Carbohydrates are critical to our understanding of human diseases, says Professor Nicolle Packer.
"We're finding that these sugars are not just important in our diet, but more importantly, they completely coat the cells and are therefore involved in just about every disease in humans, such as cancer, cystic fibrosis, infertility, influenza and microbial infection.”
Packer was part of the team that originally set up the Australian Proteome Analysis Facility at Macquarie, a not-for-profit research institution that offers a range of highly technical screening of proteins.
Some of the research technology includes mass spectrometry, high pressure liquid chromatography (HPLC), protein sequencing, amino acid analysis, protein separation and protein quantitation that is largely used for biomarker discovery.
Now research in the fields of proteomics, combined with glycobiology, is uncovering the key role played by the carbohydrates attached to the proteins.

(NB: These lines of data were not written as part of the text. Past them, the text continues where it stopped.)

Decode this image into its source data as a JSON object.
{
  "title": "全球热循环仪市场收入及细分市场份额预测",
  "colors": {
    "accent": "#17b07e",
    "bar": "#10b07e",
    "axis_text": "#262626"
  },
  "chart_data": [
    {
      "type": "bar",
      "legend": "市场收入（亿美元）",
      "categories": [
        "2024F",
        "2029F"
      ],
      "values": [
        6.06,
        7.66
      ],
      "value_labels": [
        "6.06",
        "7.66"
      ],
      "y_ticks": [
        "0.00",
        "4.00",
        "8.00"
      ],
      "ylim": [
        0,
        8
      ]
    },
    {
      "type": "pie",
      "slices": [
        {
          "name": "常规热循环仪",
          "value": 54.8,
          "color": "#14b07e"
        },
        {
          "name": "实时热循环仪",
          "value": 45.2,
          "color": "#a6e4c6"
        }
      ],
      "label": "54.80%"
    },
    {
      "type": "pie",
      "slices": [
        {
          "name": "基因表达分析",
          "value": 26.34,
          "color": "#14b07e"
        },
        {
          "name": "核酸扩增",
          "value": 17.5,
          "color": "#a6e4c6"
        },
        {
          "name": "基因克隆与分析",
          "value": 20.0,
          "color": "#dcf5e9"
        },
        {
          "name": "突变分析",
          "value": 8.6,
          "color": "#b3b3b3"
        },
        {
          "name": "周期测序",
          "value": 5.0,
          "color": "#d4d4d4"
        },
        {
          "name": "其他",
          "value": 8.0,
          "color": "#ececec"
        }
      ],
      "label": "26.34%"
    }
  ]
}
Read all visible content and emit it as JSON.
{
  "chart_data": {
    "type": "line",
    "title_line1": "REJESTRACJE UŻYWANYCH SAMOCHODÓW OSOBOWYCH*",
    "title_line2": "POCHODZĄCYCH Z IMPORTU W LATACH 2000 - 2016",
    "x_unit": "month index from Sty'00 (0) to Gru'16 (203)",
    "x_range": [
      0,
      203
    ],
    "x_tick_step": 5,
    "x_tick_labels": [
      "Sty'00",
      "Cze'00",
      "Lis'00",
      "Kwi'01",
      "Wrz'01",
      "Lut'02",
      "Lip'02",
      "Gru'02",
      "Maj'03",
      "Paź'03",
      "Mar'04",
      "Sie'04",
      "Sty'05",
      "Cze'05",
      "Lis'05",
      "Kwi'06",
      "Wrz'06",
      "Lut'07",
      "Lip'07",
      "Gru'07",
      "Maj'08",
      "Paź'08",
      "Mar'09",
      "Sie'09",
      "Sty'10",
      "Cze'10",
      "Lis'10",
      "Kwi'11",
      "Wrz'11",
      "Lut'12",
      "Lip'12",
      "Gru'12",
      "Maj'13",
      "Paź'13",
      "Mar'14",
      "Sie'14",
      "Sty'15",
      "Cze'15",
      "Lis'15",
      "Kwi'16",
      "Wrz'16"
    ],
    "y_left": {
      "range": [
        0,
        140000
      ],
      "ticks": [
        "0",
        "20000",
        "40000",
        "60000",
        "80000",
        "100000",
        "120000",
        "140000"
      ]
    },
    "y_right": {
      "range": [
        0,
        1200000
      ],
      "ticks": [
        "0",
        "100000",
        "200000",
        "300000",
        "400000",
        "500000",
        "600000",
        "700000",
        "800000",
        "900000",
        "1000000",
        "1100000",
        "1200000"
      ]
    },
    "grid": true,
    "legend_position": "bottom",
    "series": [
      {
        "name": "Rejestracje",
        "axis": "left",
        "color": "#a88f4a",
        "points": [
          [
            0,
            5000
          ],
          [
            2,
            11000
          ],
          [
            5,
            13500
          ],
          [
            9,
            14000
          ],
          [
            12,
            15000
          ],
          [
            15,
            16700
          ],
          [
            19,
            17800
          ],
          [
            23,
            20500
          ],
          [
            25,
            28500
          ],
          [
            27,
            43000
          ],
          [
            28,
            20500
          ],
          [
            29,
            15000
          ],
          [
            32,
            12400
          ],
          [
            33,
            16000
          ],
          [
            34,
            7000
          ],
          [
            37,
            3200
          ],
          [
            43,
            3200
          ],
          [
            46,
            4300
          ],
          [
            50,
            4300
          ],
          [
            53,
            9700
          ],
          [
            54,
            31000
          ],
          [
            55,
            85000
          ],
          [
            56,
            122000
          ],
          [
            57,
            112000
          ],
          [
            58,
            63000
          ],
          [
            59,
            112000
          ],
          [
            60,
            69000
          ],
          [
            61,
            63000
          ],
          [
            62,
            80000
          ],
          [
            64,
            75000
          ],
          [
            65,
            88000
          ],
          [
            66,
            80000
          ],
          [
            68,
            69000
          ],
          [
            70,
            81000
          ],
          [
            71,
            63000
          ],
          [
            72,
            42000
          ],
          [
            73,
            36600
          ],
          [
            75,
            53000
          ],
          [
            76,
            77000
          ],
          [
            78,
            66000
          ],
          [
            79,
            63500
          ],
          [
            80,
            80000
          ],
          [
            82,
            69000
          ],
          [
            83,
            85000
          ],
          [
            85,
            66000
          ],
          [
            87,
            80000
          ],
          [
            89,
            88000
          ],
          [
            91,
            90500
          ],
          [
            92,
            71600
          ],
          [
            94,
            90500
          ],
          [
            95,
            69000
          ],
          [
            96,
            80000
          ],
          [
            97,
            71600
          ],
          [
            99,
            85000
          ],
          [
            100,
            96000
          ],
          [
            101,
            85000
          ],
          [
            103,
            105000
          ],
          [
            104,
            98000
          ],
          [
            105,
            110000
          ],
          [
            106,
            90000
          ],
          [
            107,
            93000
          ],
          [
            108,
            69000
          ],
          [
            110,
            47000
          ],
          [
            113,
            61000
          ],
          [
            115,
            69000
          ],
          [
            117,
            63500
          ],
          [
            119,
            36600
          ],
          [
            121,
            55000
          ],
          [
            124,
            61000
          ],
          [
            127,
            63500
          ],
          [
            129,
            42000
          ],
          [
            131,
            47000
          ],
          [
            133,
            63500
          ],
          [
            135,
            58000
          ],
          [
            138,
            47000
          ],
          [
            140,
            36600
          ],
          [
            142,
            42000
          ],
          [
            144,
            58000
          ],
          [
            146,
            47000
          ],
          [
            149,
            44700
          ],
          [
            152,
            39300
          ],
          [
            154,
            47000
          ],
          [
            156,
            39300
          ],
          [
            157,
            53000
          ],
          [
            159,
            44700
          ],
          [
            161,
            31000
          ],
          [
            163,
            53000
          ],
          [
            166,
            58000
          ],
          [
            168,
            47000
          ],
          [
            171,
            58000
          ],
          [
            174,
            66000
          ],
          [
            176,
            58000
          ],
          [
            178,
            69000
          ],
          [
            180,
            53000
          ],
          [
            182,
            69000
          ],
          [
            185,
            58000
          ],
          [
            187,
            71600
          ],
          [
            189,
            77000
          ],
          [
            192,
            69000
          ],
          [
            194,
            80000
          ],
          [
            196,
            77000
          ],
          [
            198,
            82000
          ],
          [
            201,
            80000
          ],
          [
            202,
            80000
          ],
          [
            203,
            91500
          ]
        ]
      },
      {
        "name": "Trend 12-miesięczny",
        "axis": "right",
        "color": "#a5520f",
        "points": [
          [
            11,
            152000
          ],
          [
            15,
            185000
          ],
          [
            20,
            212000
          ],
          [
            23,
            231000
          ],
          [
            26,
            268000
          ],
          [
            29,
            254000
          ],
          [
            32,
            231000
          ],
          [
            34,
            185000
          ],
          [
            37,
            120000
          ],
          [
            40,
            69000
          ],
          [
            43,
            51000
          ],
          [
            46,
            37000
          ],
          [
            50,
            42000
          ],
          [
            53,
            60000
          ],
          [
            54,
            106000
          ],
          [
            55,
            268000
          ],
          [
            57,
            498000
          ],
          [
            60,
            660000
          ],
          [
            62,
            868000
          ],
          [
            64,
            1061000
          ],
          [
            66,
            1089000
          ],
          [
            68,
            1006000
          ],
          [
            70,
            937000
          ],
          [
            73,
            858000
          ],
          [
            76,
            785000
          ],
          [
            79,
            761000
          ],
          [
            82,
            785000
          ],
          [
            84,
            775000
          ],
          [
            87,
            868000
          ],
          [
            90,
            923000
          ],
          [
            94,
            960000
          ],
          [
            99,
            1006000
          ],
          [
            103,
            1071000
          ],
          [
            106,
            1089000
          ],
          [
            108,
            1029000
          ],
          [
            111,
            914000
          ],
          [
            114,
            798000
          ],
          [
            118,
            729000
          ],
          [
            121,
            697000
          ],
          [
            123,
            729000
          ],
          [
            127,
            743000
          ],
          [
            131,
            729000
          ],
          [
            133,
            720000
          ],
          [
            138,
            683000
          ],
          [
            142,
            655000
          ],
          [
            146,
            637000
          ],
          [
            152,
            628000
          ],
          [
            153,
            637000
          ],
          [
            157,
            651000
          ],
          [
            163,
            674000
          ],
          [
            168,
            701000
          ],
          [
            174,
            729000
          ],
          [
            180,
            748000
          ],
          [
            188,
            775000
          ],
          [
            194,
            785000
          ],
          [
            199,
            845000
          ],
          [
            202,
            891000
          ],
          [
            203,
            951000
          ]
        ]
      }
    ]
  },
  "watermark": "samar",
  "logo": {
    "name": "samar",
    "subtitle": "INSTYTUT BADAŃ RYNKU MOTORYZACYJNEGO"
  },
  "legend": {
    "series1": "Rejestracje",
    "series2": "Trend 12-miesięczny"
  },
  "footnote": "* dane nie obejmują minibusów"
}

These are active in almost every biological function, Packer says.
“Sugars are also hugely implicated in our immune response,” she says.
Her research looks at glycomics, which has become the name used to refer to all biologically active sugars, including those carbohydrates attached to proteins.
While there’s now a lot of research under way into how our genes code for proteins, there’s still much investigation to be done into the activity and functions of the carbohydrates that are added onto about half the proteins made in the body.
“Carbohydrates are a bit trickier to look at than proteins, they require different methods, different expertise and different software, so here at Macquarie we are developing new tools for the analysis of these molecules,” says Packer.
Glycomics defined
Our cells carry complex sugars or carbohydrates which are also called glycans, and they are made up of individual sugar molecules linked to one another in lots of different ways.
“Glycomics is not about the sugar you put in your cup of tea, or the glucose levels we measure in our blood that are linked to diabetes,” she says.
The molecules that she is interested in are attached in various shapes and sizes to the proteins in our body. While they can originate from the sugar we eat, our bodies change and add them to other complex molecules to perform various functions at a cellular level.
Packer's team is one of the first research groups to link glycomics to the proteomics and genomics revolution in biological research.
Data from all over the world is coming together in her team's projects, at both the analytical and software development levels, offering new insights into what sugars attach to the surface of cells and how they interact to bring about diseases.
By combining innovative technologies and the informatics needed to analyse data, the projects make it possible to develop new drug targets and diagnostics for these diseases.
Glycomics and cancer
One example is the use of glycomics screening to recognise cancer cells, so we can reduce the extent of surgery or find new markers of cancer metastasis.
“In a cancer cell, the sugars coating the cell’s surface change and are then not recognised by the surrounding cells, allowing them to migrate – or metastasize,” Packer says.
“Cells which may have been sitting in the liver or the heart and which change their surface sugars as a result of the cancer, can then bypass the mechanisms of the body that keep like cells together.”
For example, her team has developed a method which uses mass spectrometry to identify, on the surface of the cell, the exact boundary of tissue affected by ovarian cancer.
“Surgeons need to get the boundary of a cancer to cut it out, and at the moment, we rely on people inspecting a series of pathology slides through a microscope to work out which part of the tissue is cancerous,” she says.
Generally, surgeons will cut a larger boundary to allow for human error and ensure they have captured all the tumour cells.
“Because this method is so exact and relies on a chemical profile of the presence of particular sugars rather than visual inspection of tissues, we're hoping it will develop into a very accurate pathology test, potentially reducing the impact of cancer surgery.”
Glycomics and immunity
Packer says that nearly all of the microbes and viruses that infect humans will bind to human cells by attaching to specific cell surface glycans.
“When bacteria invade our body, they start the infection process by landing on the surface of the cell and fastening onto particular sugars that coat the cell,” she says.
As part of the body’s immune response, the sugars in tears, sweat and saliva attract bacteria – and then the body washes the invaders out, through normal processes.
“That gives us some interesting insights into the protective mechanism tied up in all of our body’s fluids; we are exposed to the environment all the time but we don’t get infected all the time because of this immune response.”
This mechanism has led to the development of some important drugs such as anti-flu virus drugs Relenza and Tamiflu and other pharmaceuticals which are made up of chemicals that stop the pathogens binding to our cells.
Developments in glycomics are already having a substantial impact upon future research toward both diagnosing and preventing infectious disease, Packer says.
"I truly believe these molecules are important in the way our bodies function and how and why they stop functioning," she says.
“As one of my researchers said to me: 'It's all about sugars. It always was and always will be'."